Anger, being one of the fundamental human emotions, is often expressed through feelings of annoyance, displeasure, or hostility. The aforementioned quote emphasizes that when individuals, groups, or even nations are driven by anger, their endeavors are destined to fail and they bring disgrace upon themselves.

This quote underscores how anger hampers an individual’s ability to make rational choices. Moreover, acting out of anger does not align with the principles of deontology and cannot be universally justified. Actions driven by anger often lead to a retaliatory cycle, ultimately ending in shame.

This can be observed through various instances:

  • The conduct of elected representatives in legislatures, when influenced by anger, not only diminishes the dignity of the legislature but also tarnishes their own and their party’s reputation.
  • Pakistan’s repeated incursions into Indian Territory, its endorsement of terrorism as a state policy, and its subsequent international reprimand have detrimentally impacted its domestic growth.
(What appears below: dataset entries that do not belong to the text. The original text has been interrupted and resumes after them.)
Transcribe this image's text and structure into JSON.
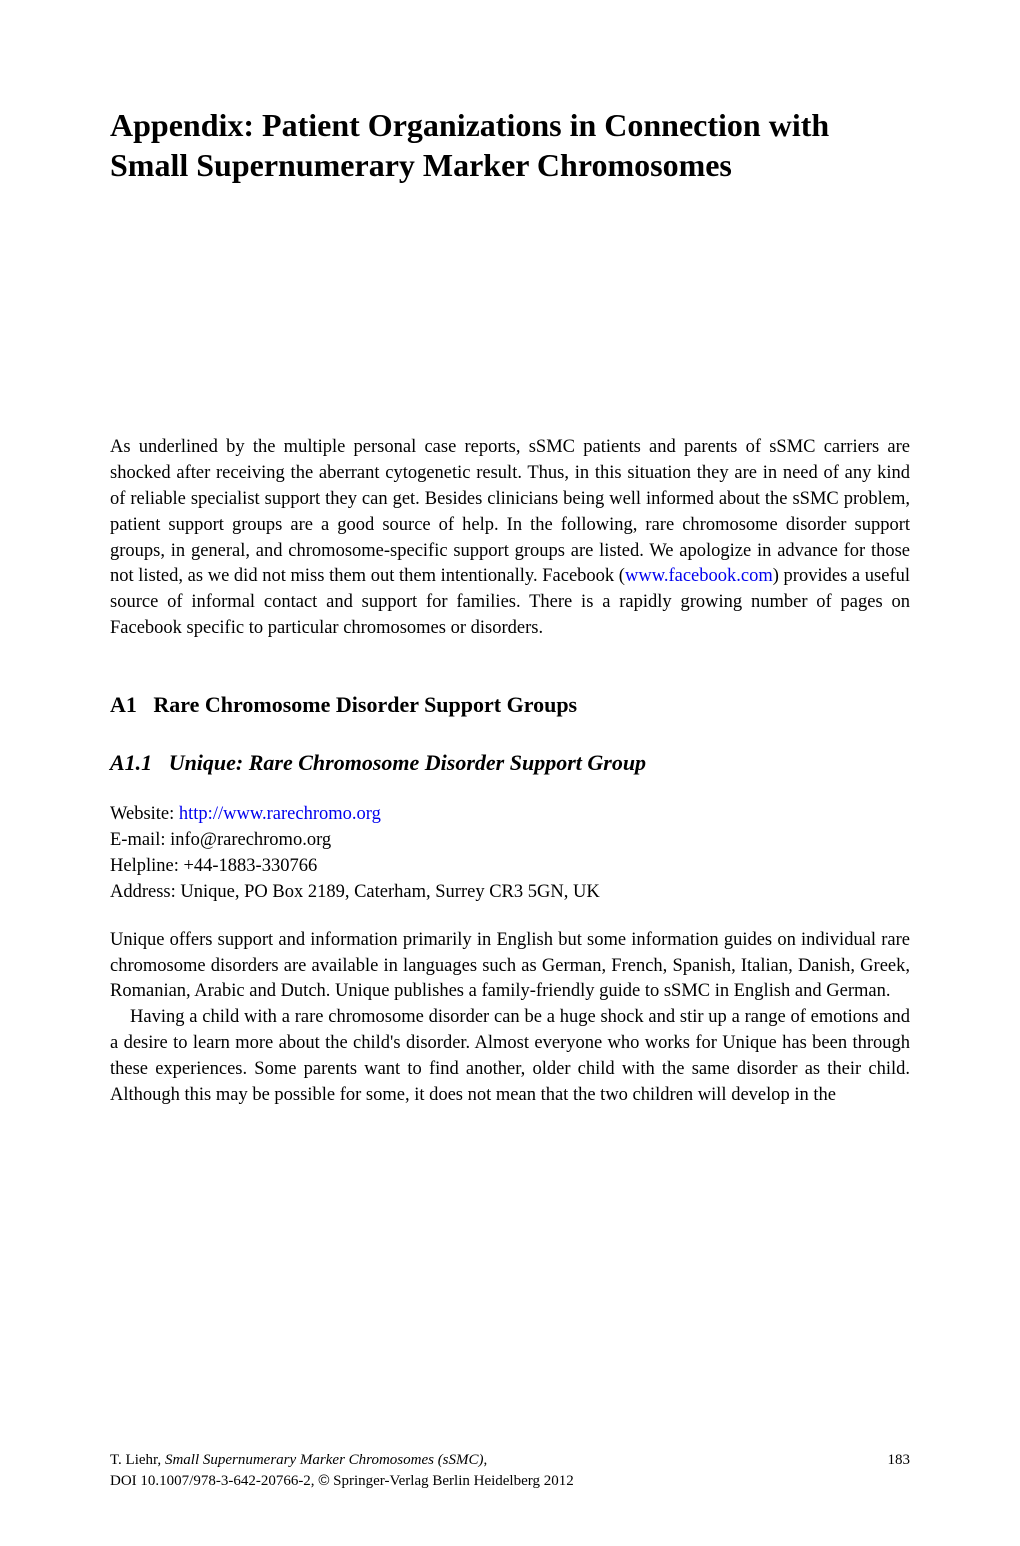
{
  "title": "Appendix: Patient Organizations in Connection with Small Supernumerary Marker Chromosomes",
  "intro": {
    "text_before_link": "As underlined by the multiple personal case reports, sSMC patients and parents of sSMC carriers are shocked after receiving the aberrant cytogenetic result. Thus, in this situation they are in need of any kind of reliable specialist support they can get. Besides clinicians being well informed about the sSMC problem, patient support groups are a good source of help. In the following, rare chromosome disorder support groups, in general, and chromosome-specific support groups are listed. We apologize in advance for those not listed, as we did not miss them out them intentionally. Facebook (",
    "link_text": "www.facebook.com",
    "text_after_link": ") provides a useful source of informal contact and support for families. There is a rapidly growing number of pages on Facebook specific to particular chromosomes or disorders."
  },
  "section_a1": {
    "number": "A1",
    "title": "Rare Chromosome Disorder Support Groups"
  },
  "section_a11": {
    "number": "A1.1",
    "title": "Unique: Rare Chromosome Disorder Support Group"
  },
  "contact": {
    "website_label": "Website: ",
    "website_url": "http://www.rarechromo.org",
    "email": "E-mail: info@rarechromo.org",
    "helpline": "Helpline: +44-1883-330766",
    "address": "Address: Unique, PO Box 2189, Caterham, Surrey CR3 5GN, UK"
  },
  "body_p1": "Unique offers support and information primarily in English but some information guides on individual rare chromosome disorders are available in languages such as German, French, Spanish, Italian, Danish, Greek, Romanian, Arabic and Dutch. Unique publishes a family-friendly guide to sSMC in English and German.",
  "body_p2": "Having a child with a rare chromosome disorder can be a huge shock and stir up a range of emotions and a desire to learn more about the child's disorder. Almost everyone who works for Unique has been through these experiences. Some parents want to find another, older child with the same disorder as their child. Although this may be possible for some, it does not mean that the two children will develop in the",
  "footer": {
    "author": "T. Liehr, ",
    "book_title": "Small Supernumerary Marker Chromosomes (sSMC)",
    "doi_line": "DOI 10.1007/978-3-642-20766-2, ",
    "copyright": " Springer-Verlag Berlin Heidelberg 2012",
    "page_number": "183"
  }
}
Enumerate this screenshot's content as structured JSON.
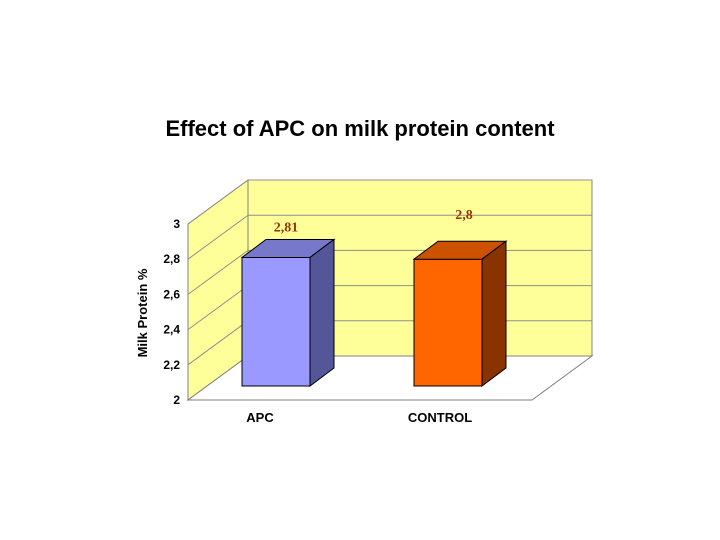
{
  "chart_data": {
    "type": "bar",
    "title": "Effect of APC on milk protein content",
    "ylabel": "Milk Protein %",
    "xlabel": "",
    "categories": [
      "APC",
      "CONTROL"
    ],
    "values": [
      2.81,
      2.8
    ],
    "value_labels": [
      "2,81",
      "2,8"
    ],
    "yticks": [
      "2",
      "2,2",
      "2,4",
      "2,6",
      "2,8",
      "3"
    ],
    "ylim": [
      2,
      3
    ],
    "grid": true,
    "legend": "none",
    "style": "3d",
    "colors": {
      "wall": "#ffff99",
      "data_label": "#993300",
      "bars": [
        {
          "front": "#9999ff",
          "top": "#7777cc",
          "side": "#555599"
        },
        {
          "front": "#ff6600",
          "top": "#cc5200",
          "side": "#883300"
        }
      ]
    }
  }
}
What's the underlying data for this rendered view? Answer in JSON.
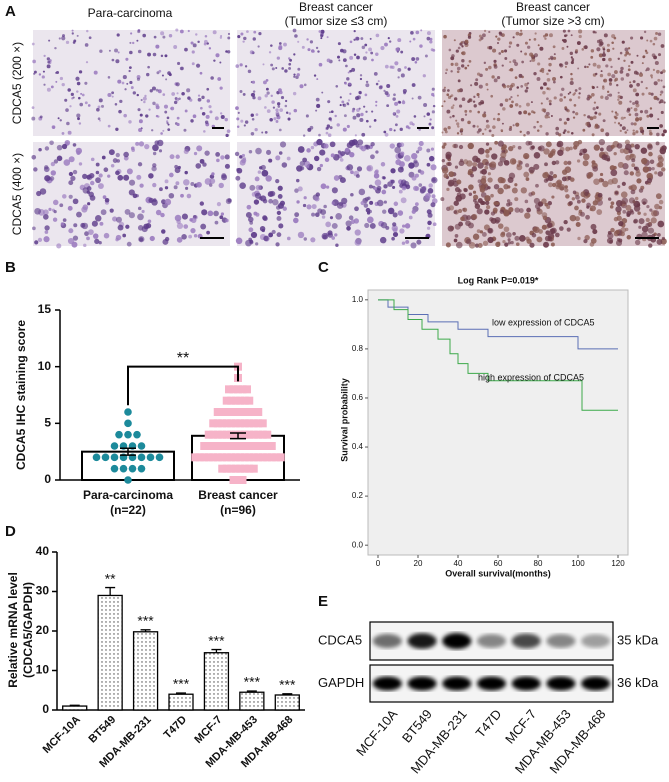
{
  "panel_a": {
    "label": "A",
    "columns": [
      [
        "Para-carcinoma"
      ],
      [
        "Breast cancer",
        "(Tumor size ≤3 cm)"
      ],
      [
        "Breast cancer",
        "(Tumor size >3 cm)"
      ]
    ],
    "rows": [
      "CDCA5 (200 ×)",
      "CDCA5 (400 ×)"
    ]
  },
  "chart_data": [
    {
      "panel": "B",
      "type": "dot-bar",
      "ylabel": "CDCA5 IHC staining score",
      "categories": [
        "Para-carcinoma",
        "Breast cancer"
      ],
      "n_labels": [
        "(n=22)",
        "(n=96)"
      ],
      "values": [
        2.5,
        3.9
      ],
      "errors": [
        0.3,
        0.25
      ],
      "points": [
        [
          0,
          1,
          1,
          1,
          1,
          2,
          2,
          2,
          2,
          2,
          2,
          2,
          2,
          3,
          3,
          3,
          3,
          4,
          4,
          4,
          5,
          6
        ],
        [
          0,
          0,
          0,
          1,
          1,
          1,
          1,
          1,
          1,
          1,
          1,
          2,
          2,
          2,
          2,
          2,
          2,
          2,
          2,
          2,
          2,
          2,
          2,
          2,
          2,
          2,
          2,
          2,
          2,
          2,
          2,
          3,
          3,
          3,
          3,
          3,
          3,
          3,
          3,
          3,
          3,
          3,
          3,
          3,
          3,
          3,
          3,
          4,
          4,
          4,
          4,
          4,
          4,
          4,
          4,
          4,
          4,
          4,
          4,
          4,
          4,
          5,
          5,
          5,
          5,
          5,
          5,
          5,
          5,
          5,
          5,
          5,
          5,
          6,
          6,
          6,
          6,
          6,
          6,
          6,
          6,
          6,
          6,
          7,
          7,
          7,
          7,
          7,
          7,
          8,
          8,
          8,
          8,
          8,
          9,
          10
        ]
      ],
      "colors": [
        "#1c8a9b",
        "#f6b3c8"
      ],
      "annotation": "**",
      "ylim": [
        0,
        15
      ],
      "yticks": [
        0,
        5,
        10,
        15
      ]
    },
    {
      "panel": "C",
      "type": "line",
      "title": "Log Rank P=0.019*",
      "xlabel": "Overall survival(months)",
      "ylabel": "Survival probability",
      "series": [
        {
          "name": "low expression of CDCA5",
          "color": "#5b6fb5",
          "x": [
            0,
            5,
            15,
            25,
            40,
            55,
            100,
            120
          ],
          "values": [
            1,
            0.97,
            0.94,
            0.91,
            0.88,
            0.85,
            0.8,
            0.8
          ]
        },
        {
          "name": "high expression of CDCA5",
          "color": "#3caa4a",
          "x": [
            0,
            8,
            15,
            22,
            30,
            36,
            40,
            45,
            55,
            100,
            102,
            120
          ],
          "values": [
            1,
            0.96,
            0.92,
            0.88,
            0.84,
            0.78,
            0.74,
            0.7,
            0.67,
            0.67,
            0.55,
            0.55
          ]
        }
      ],
      "xlim": [
        -5,
        125
      ],
      "xticks": [
        0,
        20,
        40,
        60,
        80,
        100,
        120
      ],
      "ylim": [
        -0.04,
        1.04
      ],
      "yticks": [
        {
          "value": 0,
          "label": "0.0"
        },
        0.2,
        0.4,
        0.6,
        0.8,
        {
          "value": 1,
          "label": "1.0"
        }
      ]
    },
    {
      "panel": "D",
      "type": "bar",
      "ylabel": [
        "Relative mRNA level",
        "(CDCA5/GAPDH)"
      ],
      "categories": [
        "MCF-10A",
        "BT549",
        "MDA-MB-231",
        "T47D",
        "MCF-7",
        "MDA-MB-453",
        "MDA-MB-468"
      ],
      "values": [
        1,
        29,
        19.8,
        4,
        14.5,
        4.5,
        3.8
      ],
      "errors": [
        0.2,
        2,
        0.5,
        0.3,
        0.8,
        0.3,
        0.3
      ],
      "significance": [
        null,
        "**",
        "***",
        "***",
        "***",
        "***",
        "***"
      ],
      "ylim": [
        0,
        40
      ],
      "yticks": [
        0,
        10,
        20,
        30,
        40
      ]
    }
  ],
  "panel_e": {
    "label": "E",
    "lanes": [
      "MCF-10A",
      "BT549",
      "MDA-MB-231",
      "T47D",
      "MCF-7",
      "MDA-MB-453",
      "MDA-MB-468"
    ],
    "rows": [
      "CDCA5",
      "GAPDH"
    ],
    "sizes": [
      "35 kDa",
      "36 kDa"
    ]
  }
}
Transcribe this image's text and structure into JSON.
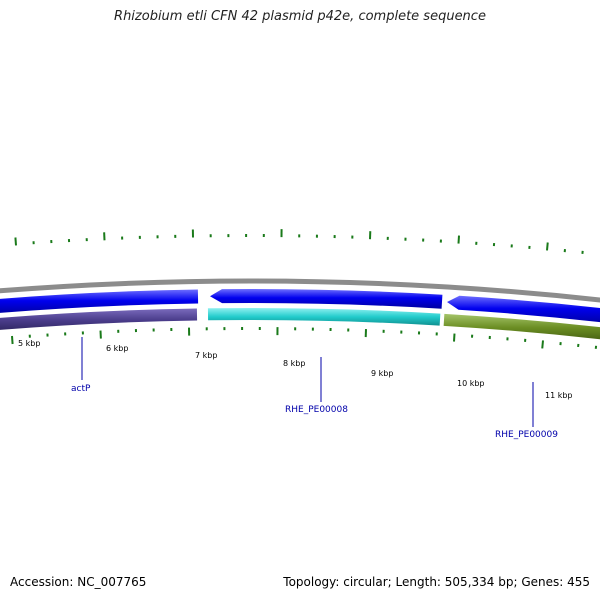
{
  "title": "Rhizobium etli CFN 42 plasmid p42e, complete sequence",
  "footer": {
    "accession": "Accession: NC_007765",
    "summary": "Topology: circular; Length: 505,334 bp; Genes: 455"
  },
  "colors": {
    "backbone": "#8c8c8c",
    "forward_strand": "#0000ee",
    "ticks": "#1a7a1a",
    "label_line": "#0000aa",
    "gene_label": "#0000aa"
  },
  "scale_labels": [
    "5 kbp",
    "6 kbp",
    "7 kbp",
    "8 kbp",
    "9 kbp",
    "10 kbp",
    "11 kbp"
  ],
  "forward_features": [
    {
      "id": "fwd-1",
      "color": "#0000ee"
    },
    {
      "id": "fwd-2",
      "color": "#0000ee"
    },
    {
      "id": "fwd-3",
      "color": "#0000ee"
    }
  ],
  "genes": [
    {
      "name": "actP",
      "color": "#4b3d8c"
    },
    {
      "name": "RHE_PE00008",
      "color": "#22cccc"
    },
    {
      "name": "RHE_PE00009",
      "color": "#6b8e23"
    }
  ]
}
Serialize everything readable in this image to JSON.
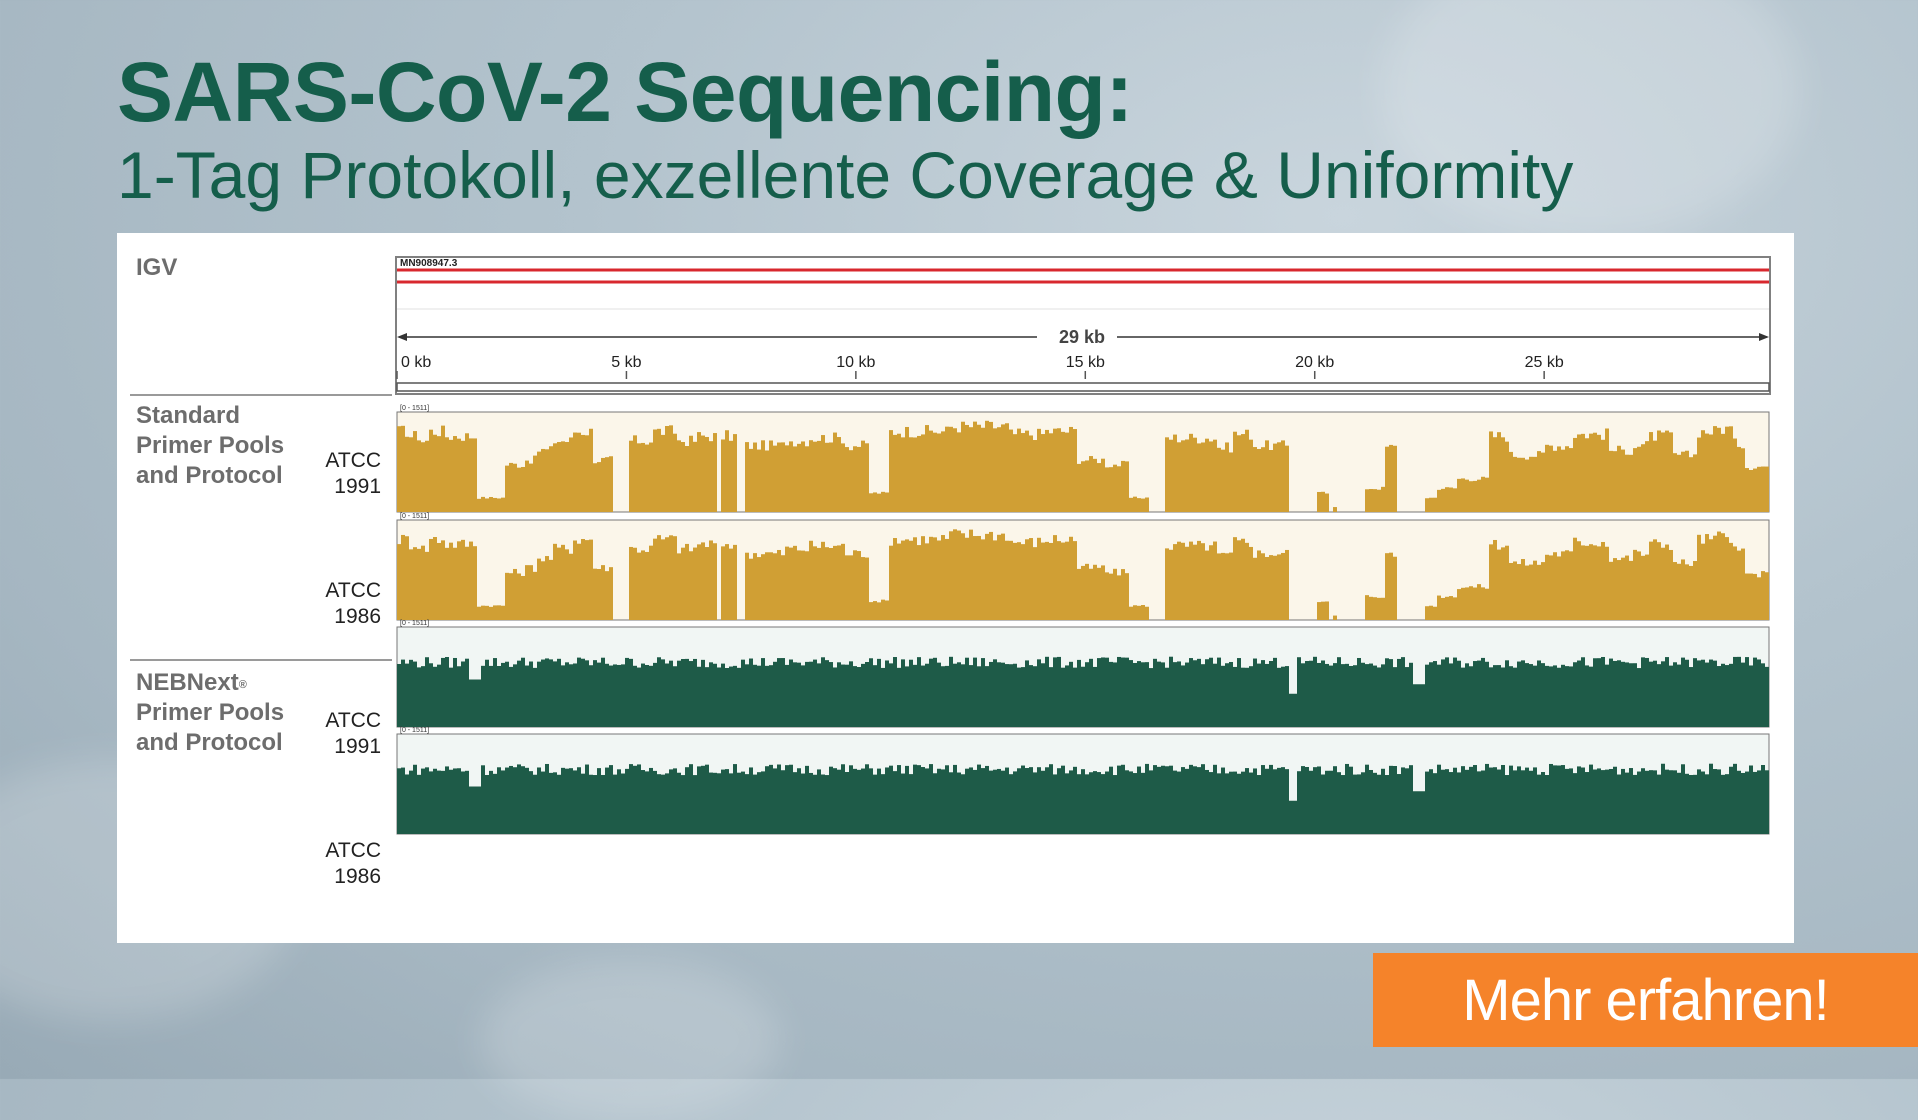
{
  "header": {
    "title": "SARS-CoV-2 Sequencing:",
    "subtitle": "1-Tag Protokoll, exzellente Coverage & Uniformity"
  },
  "figure": {
    "igv_label": "IGV",
    "reference": "MN908947.3",
    "genome_span_label": "29 kb",
    "ruler_ticks": [
      "0 kb",
      "5 kb",
      "10 kb",
      "15 kb",
      "20 kb",
      "25 kb"
    ],
    "track_range_label": "[0 - 1511]",
    "groups": [
      {
        "label_lines": [
          "Standard",
          "Primer Pools",
          "and Protocol"
        ],
        "registered": false,
        "color": "#d09f34",
        "tracks": [
          {
            "sample_line1": "ATCC",
            "sample_line2": "1991"
          },
          {
            "sample_line1": "ATCC",
            "sample_line2": "1986"
          }
        ]
      },
      {
        "label_lines": [
          "NEBNext",
          "Primer Pools",
          "and Protocol"
        ],
        "registered": true,
        "registered_mark": "®",
        "color": "#1e5b48",
        "tracks": [
          {
            "sample_line1": "ATCC",
            "sample_line2": "1991"
          },
          {
            "sample_line1": "ATCC",
            "sample_line2": "1986"
          }
        ]
      }
    ]
  },
  "cta": {
    "label": "Mehr erfahren!",
    "color": "#f5832a"
  },
  "colors": {
    "brand_green": "#155e4b",
    "reference_line": "#d8282e"
  }
}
An example is Pakistan being placed on FATF’s grey list.
  • Individual actions motivated by anger diminish one’s social standing and set a negative precedent. Instances include Shahrukh Khan’s behavior at Wankhede Stadium and an IAS officer slapping a youth for violating Covid-19 protocols.
  • When a state’s actions are driven by anger towards its citizens, it inevitably weakens its authority, leading to disgraceful outcomes. Examples include the Jallianwala Bagh massacre by the British government and the Tiananmen Square incident.
  • Communal riots and mob lynchings, fueled by anger, result in heinous crimes such as rape, murder, and looting, which blemish society. An example is the violence against Sikhs in 1984 following the assassination of Indira Gandhi.
  • Considering the adverse effects of anger on individuals, societies, and nations, it becomes imperative to actively manage this emotion.

The following measures can be taken:

  • Individual actions should be guided by positive emotions like compassion instead of negative emotions like anger, as the latter destabilizes social harmony.
  • Developing emotional intelligence is crucial. Mahatma Gandhi, for instance, channeled his disappointment with British rule through peaceful protests.
  • State policies should be guided by pluralistic values of inclusivity and equality, rather than contempt towards any specific group. An example is the Indian government’s principle of “Sabka Sath Sabka Vikas.”
  • Identifying and managing trigger points for emotional outbursts and knee-jerk reactions can be achieved through practices like meditation and breathing exercises.


In any form or manifestation, anger is self-defeating and counterproductive. It is essential to identify its triggers and effectively address them.